Emboldened by the debacles suffered by the Stalinist CPI-CPM in Nandigram and Singur, the right wing bourgeois parties TMC, Congress and BJP all have sought a new opportunity in Tribal unrest in Lalgarh to destabilise the Stalinist Government in West Bengal. The extreme left wing of Stalinists, the CPI (Maoist), has also joined this offensive, forming an armed wing of this general assault. This they have done obviously without caring that the same would only assist the designs of right wing bourgeois parties.

The time for this assault is carefully selected immediately after the weakening of the Stalinist left in the recently concluded general elections to Lok Sabha, which in its turn has led to a general crisis of the Stalinist left.

While assisting this right wing offensive of the Congress and TMC combine, against the Stalinists, the Maoists through their leader Kishenji, are quoted to have claimed, in a recent statement, that Lalgarh is second ‘Naxalbari’.

However, the claims of Maoists, cannot prevent one from seeing that the whole gameplan is carefully designed by the right wing bourgeois parties. It is not without meaning that the central government has made it clear that the responsibility of the armed operations would be of the State Government and central forces would only assist them. It must be assessed against the backdrop of the political scenario, where till recently the Prime Minister in Congress-led Government at the centre, was declaring himself that the biggest threat to the security was coming from ‘Naxal violence’. It is the Congress government at the centre, which immediately after its re-election to power, imposed a ban upon the CPI(Maoist).

Now, hoping to secure a left face for its offensive and simultaneously deepen the crisis of the CPM government in West Bengal, it is pushing hard the CPM led Government in West Bengal to act against the tribal uprising. Though TMC and corporate institutions had been demanding the dismissal of West Bengal Government by the centre, but the central government has carefully chosen to pursue a more cunning policy of using the government of West Bengal to spearhead the move against the tribal unrest and extreme left wing Maoist-Stalinists, by keeping it under the threat of dismissal.

It is this political game of sections of bourgeois, in which Maoists are playing a stooge role. Maoist violence is nothing but a proxy tool being used by other sections of the bourgeois, aspiring to capture power in the State. While Maoists profess abstention from all electoral contests, the real beneficiary of the situation, are the right wing bourgeois parties like TMC, Congress and BJP.

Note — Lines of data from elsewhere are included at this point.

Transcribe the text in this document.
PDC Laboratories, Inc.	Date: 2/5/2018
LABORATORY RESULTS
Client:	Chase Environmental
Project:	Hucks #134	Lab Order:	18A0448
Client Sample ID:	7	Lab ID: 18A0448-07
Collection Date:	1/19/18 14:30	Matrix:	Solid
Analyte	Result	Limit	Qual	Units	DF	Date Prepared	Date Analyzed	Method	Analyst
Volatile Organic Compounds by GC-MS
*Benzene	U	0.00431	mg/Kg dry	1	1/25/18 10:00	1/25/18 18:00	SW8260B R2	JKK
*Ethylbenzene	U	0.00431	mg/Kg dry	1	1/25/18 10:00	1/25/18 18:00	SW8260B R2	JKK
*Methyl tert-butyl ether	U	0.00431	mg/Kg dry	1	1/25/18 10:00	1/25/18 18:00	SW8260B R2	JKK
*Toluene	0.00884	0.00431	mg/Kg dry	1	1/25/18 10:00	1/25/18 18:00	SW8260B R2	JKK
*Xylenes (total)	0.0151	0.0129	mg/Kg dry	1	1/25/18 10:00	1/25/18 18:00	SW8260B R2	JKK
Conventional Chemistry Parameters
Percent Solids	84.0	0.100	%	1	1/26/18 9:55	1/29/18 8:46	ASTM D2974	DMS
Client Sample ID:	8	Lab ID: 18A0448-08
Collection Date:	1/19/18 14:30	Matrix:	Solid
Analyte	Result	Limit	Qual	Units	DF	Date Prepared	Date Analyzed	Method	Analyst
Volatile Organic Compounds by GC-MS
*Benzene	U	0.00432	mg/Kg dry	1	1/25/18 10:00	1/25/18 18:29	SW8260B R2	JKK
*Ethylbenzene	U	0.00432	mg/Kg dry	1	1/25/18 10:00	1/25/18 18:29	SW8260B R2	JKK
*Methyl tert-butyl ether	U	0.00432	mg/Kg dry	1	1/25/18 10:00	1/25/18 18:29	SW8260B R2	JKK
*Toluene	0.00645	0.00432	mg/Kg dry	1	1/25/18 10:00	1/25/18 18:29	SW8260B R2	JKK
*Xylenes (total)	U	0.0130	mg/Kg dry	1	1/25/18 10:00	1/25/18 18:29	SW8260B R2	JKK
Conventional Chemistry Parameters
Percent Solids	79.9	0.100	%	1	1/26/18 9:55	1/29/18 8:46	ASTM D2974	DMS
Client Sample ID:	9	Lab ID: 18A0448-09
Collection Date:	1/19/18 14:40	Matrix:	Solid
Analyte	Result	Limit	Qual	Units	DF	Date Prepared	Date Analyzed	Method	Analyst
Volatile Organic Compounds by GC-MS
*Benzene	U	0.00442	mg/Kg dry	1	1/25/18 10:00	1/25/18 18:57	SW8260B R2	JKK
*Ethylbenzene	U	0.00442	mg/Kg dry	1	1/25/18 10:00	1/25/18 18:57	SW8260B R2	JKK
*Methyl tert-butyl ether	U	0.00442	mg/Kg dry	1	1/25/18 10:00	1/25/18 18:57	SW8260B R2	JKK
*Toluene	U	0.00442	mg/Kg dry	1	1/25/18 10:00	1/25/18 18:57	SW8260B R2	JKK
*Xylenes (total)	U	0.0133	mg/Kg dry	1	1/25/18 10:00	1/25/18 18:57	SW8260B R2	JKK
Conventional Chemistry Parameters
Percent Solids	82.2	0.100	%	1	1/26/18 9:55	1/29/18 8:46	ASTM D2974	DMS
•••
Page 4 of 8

After TMC joined the Government at the centre, the Maoists appealed to its to oppose the repression by the armed forces in Lalgarh, reminding it of the support and role they played in its accession to power, but instead TMC called for dismissal of the elected government and imposition of President’s rule in the state. TMC took exception to Congress’ statement connecting it to the Maoists and demanded that the CPM be disarmed by the Central forces in West Bengal. TMC only said that it was not consulted before sending central forces to the State.

It is none other than the Stalinist government of West Bengal itself, which has prepared the path for strengthening of right wingers in the state, as it followed the pro-investor, neo-liberal policies in the state, shooting down the peasants in Nandigram and Singur, who resisted this policy. This gave the rabid right wingers like TMC, BJP and Congress, an opportunity to speak for the tribals and against the government and re-cast themselves as messiah of those oppressed at the hands of the government. They got even more legitimacy as the Maoists, the left wing Stalinists, declared themselves the allies in their campaign against the Stalinist government. The Central and State governments, on their part, sought a pretext in Maoist presence to unleash state terror and repression upon the tribal peasants in the region.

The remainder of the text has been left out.